Climate and cashAll three tiers of Nepal’s government must make responsible use of climate change finance
According to the 2017 Nepal Disaster Report, weather-related disasters in 2015 and 2016 resulted in the death of 710 people across the country and caused economic losses of around 3.32 billion rupees. The agriculture sector, which accounted for two-thirds of the economy in 2010, shrunk to contributing only 29 percent to the economy this year. Almost 60 percent of Nepalis are dependent on this sector, which is highly susceptible to climate change induced weather uncertainties such as an increase in temperature and erratic precipitation. Extreme climatic events account for an annual loss to the tune of 1.5 to 2 percent of the country’s GDP.
The Government of Nepal (GoN)’s initiatives such as National Adaptation Plan of Action, Local Adaptation Plan of Action and the Climate Change Policy 2011 aim at minimising climate- change induced vulnerabilities and losses. Climate change programmes that are implemented in the country also aim to effectively use funds by targeting climate-vulnerable households.
In 2013/2014, according to the Ministry of Finance (MoF), Nepal had allocated Rs 53.47 billion rupees (10.34 percent of the budget) to climate change actions.

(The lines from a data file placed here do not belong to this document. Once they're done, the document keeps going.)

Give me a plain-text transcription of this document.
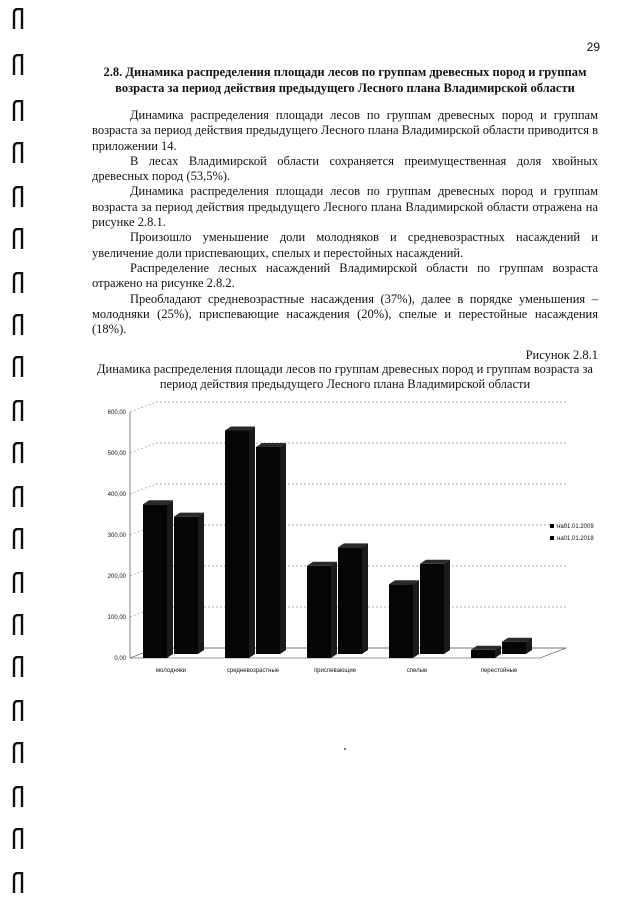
29
2.8. Динамика распределения площади лесов по группам древесных пород и группам возраста за период действия предыдущего Лесного плана Владимирской области

Динамика распределения площади лесов по группам древесных пород и группам возраста за период действия предыдущего Лесного плана Владимирской области приводится в приложении 14.

В лесах Владимирской области сохраняется преимущественная доля хвойных древесных пород (53,5%).

Динамика распределения площади лесов по группам древесных пород и группам возраста за период действия предыдущего Лесного плана Владимирской области отражена на рисунке 2.8.1.

Произошло уменьшение доли молодняков и средневозрастных насаждений и увеличение доли приспевающих, спелых и перестойных насаждений.

Распределение лесных насаждений Владимирской области по группам возраста отражено на рисунке 2.8.2.

Преобладают средневозрастные насаждения (37%), далее в порядке уменьшения – молодняки (25%), приспевающие насаждения (20%), спелые и перестойные насаждения (18%).

Рисунок 2.8.1
Динамика распределения площади лесов по группам древесных пород и группам возраста за период действия предыдущего Лесного плана Владимирской области
0,00
100,00
200,00
300,00
400,00
500,00
600,00
молодняки	средневозрастные	приспевающие	спелые	перестойные
на01.01.2009
на01.01.2018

Five years later in 2017/2018, this amount increased to Rs 393.35 billion (30.76 percent of the budget). But how has the increased budget allocation helped in minimising vulnerabilities due to climate change induced floods, landslide, drought, forest fire and epidemic is a key question that needs to be answered.
Another important question that needs to be addressed is: what percentage of the allocated amount has actually reached vulnerable households? The 2011 climate change policy requires that 80 percent of the funds on climate change should reach the ones who need it. This policy provision appears optimistic given Nepal’s low public spending record. In 2016/2017, only about 30 percent of the total budget was spent as capital expenditure. Climate change programmes are no different: the 80 percent stipulated fund is not met in a majority of programmes implemented.
An examination of some of the ongoing programmes on climate change reinforces what we already know. Weak inter-agency coordination hampers the effectiveness of planned activities on both adaptation and mitigation. The Ministry of Population and Environment, the focal agency responsible for the country’s climate change actions, has now been merged with the Ministry of Forest, a much larger and powerful ministry. How will this reorganisation play out in improving climate change adaptive activities? The planning and designing of climate change activities is often a top-down process. The affected communities end up becoming ‘last mile actors’ than active partners in co-producing knowledge and programme design.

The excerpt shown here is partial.